La tradition déconseille toute plantation avant la mi-mai. En ce printemps 2021, les météorologues et les horticulteurs lui donnent toujours raison.
Pauvres Mamert, Pancrace et autres Servais : non contents d’être devenus surannés, leurs prénoms ont été éjectés du calendrier, relégués au rang de « saints locaux », au profit d’Estelle, Achille et Rolande.
Ils restent toutefois bien présents, en tout cas sous leur nom générique de « Saints de glace », dans la tradition des jardiniers, qui déconseille toute plantation avant la fin de la période de trois jours qui court du 11 au 13 mai (1).
Comme souvent, mais pas toujours, la tradition populaire est corroborée par les données scientifiques. « Ces dates correspondent à une possibilité de gelées tardives, confirme Luc Bonnet, de Météo France Poitiers. Le record pour un mois de mai dans la Vienne remonte au 1er mai 1947, avec un moins 2,7 °C. Le dicton des Saints de glace est donc relativement pertinent, même si les gelées sont loin d’être systématiques. »
Après la modernisation du calendrier, la pérennité des Saints de glace est-elle menacée par le réchauffement climatique ? Luc Bonnet n’en croit rien : « Le réchauffement global n’empêche pas les épisodes de froid. Le conseil reste toujours valable. »

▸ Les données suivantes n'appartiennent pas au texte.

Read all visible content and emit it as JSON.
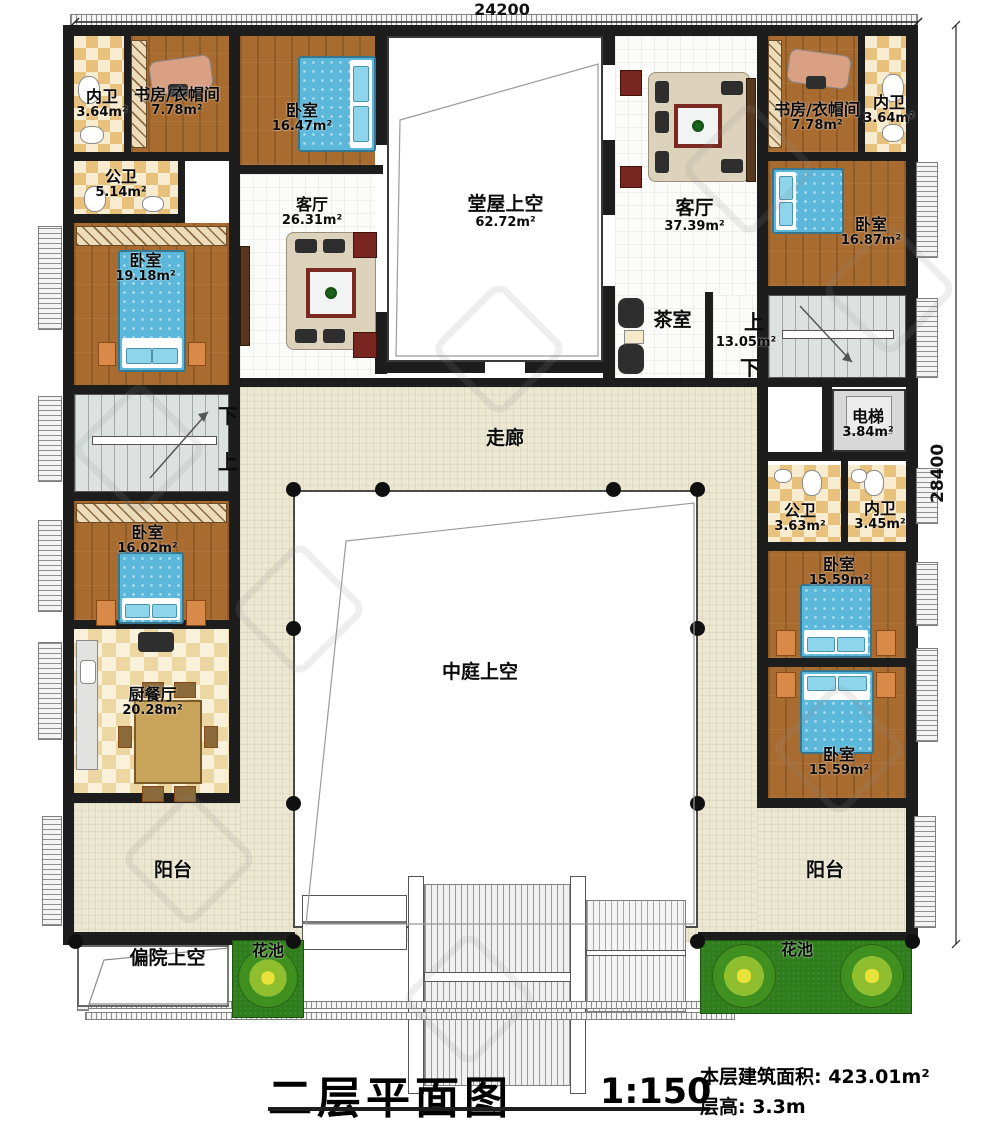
{
  "dimensions": {
    "width_label": "24200",
    "height_label": "28400"
  },
  "title": {
    "main": "二层平面图",
    "scale": "1:150",
    "build_area": "本层建筑面积: 423.01m²",
    "floor_height": "层高: 3.3m"
  },
  "rooms": {
    "neiwei_tl": {
      "name": "内卫",
      "area": "3.64m²"
    },
    "shufang_tl": {
      "name": "书房/衣帽间",
      "area": "7.78m²"
    },
    "woshi_1647": {
      "name": "卧室",
      "area": "16.47m²"
    },
    "gongwei_tl": {
      "name": "公卫",
      "area": "5.14m²"
    },
    "woshi_1918": {
      "name": "卧室",
      "area": "19.18m²"
    },
    "keting_l": {
      "name": "客厅",
      "area": "26.31m²"
    },
    "tangwu": {
      "name": "堂屋上空",
      "area": "62.72m²"
    },
    "keting_r": {
      "name": "客厅",
      "area": "37.39m²"
    },
    "shufang_tr": {
      "name": "书房/衣帽间",
      "area": "7.78m²"
    },
    "neiwei_tr": {
      "name": "内卫",
      "area": "3.64m²"
    },
    "woshi_1687": {
      "name": "卧室",
      "area": "16.87m²"
    },
    "chashi": {
      "name": "茶室",
      "area": "13.05m²"
    },
    "dianti": {
      "name": "电梯",
      "area": "3.84m²"
    },
    "zoulang": {
      "name": "走廊"
    },
    "gongwei_r": {
      "name": "公卫",
      "area": "3.63m²"
    },
    "neiwei_r": {
      "name": "内卫",
      "area": "3.45m²"
    },
    "woshi_1602": {
      "name": "卧室",
      "area": "16.02m²"
    },
    "woshi_1559a": {
      "name": "卧室",
      "area": "15.59m²"
    },
    "zhongting": {
      "name": "中庭上空"
    },
    "chucanting": {
      "name": "厨餐厅",
      "area": "20.28m²"
    },
    "woshi_1559b": {
      "name": "卧室",
      "area": "15.59m²"
    },
    "yangtai_l": {
      "name": "阳台"
    },
    "yangtai_r": {
      "name": "阳台"
    },
    "pianyuan": {
      "name": "偏院上空"
    },
    "huachi_l": {
      "name": "花池"
    },
    "huachi_r": {
      "name": "花池"
    }
  },
  "stairs": {
    "left_down": "下",
    "left_up": "上",
    "right_up": "上",
    "right_down": "下"
  }
}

Associer fleurs et légumes pour attirer les insectes pollinisateurs
Côté jardiniers, en tout cas, on n’est pas près de renoncer à ce bon vieux repère météorologique. Restaurateur à l’Auberge de la Cour d’Hénon, à Cissé, Hubert Varvoux est aussi un éminent jardinier : quand son établissement est ouvert, ce qui ne saurait tarder, il se fait un plaisir de servir à ses clients les produits entre autres de ses trois jardins.
« Il faut respecter les saisons », plaide le jardinier-cuisinier de Cissé qui garde ses plants sous abri jusqu’à la mi-mai. « Essayer de gagner du temps n’est pas la bonne solution. La nature, on n’arrive jamais à la domestiquer », estime-t-il.
Ses conseils, notamment pour les « frileuses » (tomates, mais aussi aubergines, piments, poivrons et les cucurbitacées) : lorsqu’on achète ses plants, ne pas se précipiter forcément sur les plus grands, qui auront souvent plus de mal à s’installer en pleine terre que des plants plus modestes.
« On peut profiter des quelques jours d’ici la mi-mai pour changer les plants de godets, pour des godets un peu plus grands, dans lesquels leurs racines pourront continuer de s’épanouir avant d’être installés en pleine terre. » Gare au soleil matinal Il faut conserver les plants dans un endroit bien éclairé. Si on en a la patience, on peut dès qu’il fait un peu plus chaud, les sortir pour les rentrer au soir.
Dans son jardin de Champigny, Hubert Varvoux a pris le pari de plants stockés en extérieur mais orientés plein ouest, à l’abri du vent du nord mais aussi du soleil matinal qui grille les bourgeons. Si tout se passe bien, ces plants seront plus robustes mais leur production un peu plus tardive, ce qui peut avoir ses avantages.
Une fois les plants en terre, on peut, conseille notre jardinier, se prémunir contre les petites gelées de fin mai en paillant la terre autour du plant ou en protégeant les tiges à l’aide de deux tuiles appuyées l’une sur l’autre, qui laissent passer l’air et la lumière tout en coupant le vent. Marier fleurs et légumes Voilà, il ne vous restera plus alors qu’à regarder grossir vos tomates et vos aubergines. Dans la foulée de leur plantation, vous pourrez vous mettre à semer les premiers haricots : « C’est une plante qui n’aime pas le froid, rappelle Hubert Varvoux. Moi j’attends après la mi-mai une journée où il fait bien chaud. » (2)
Dernier conseil du jardinier de Cissé : n’hésitez pas à faire cohabiter vos légumes avec des fleurs, qui attireront les insectes pollinisateurs. Vous joindrez ainsi l’utile à l’agréable.
(1) Certaines provinces particulièrement exposées aux froids printaniers associent aux Saints de glace d’autres saints, plus tardifs, notamment saint Urbain, dont la fête tombe le 25 mai.
(2) Hubert Varvoux est également un grand adepte des calendriers lunaires (en vente dans toutes les bonnes jardineries) pour décider par-delà la météo du meilleur jour pour semer ou planter.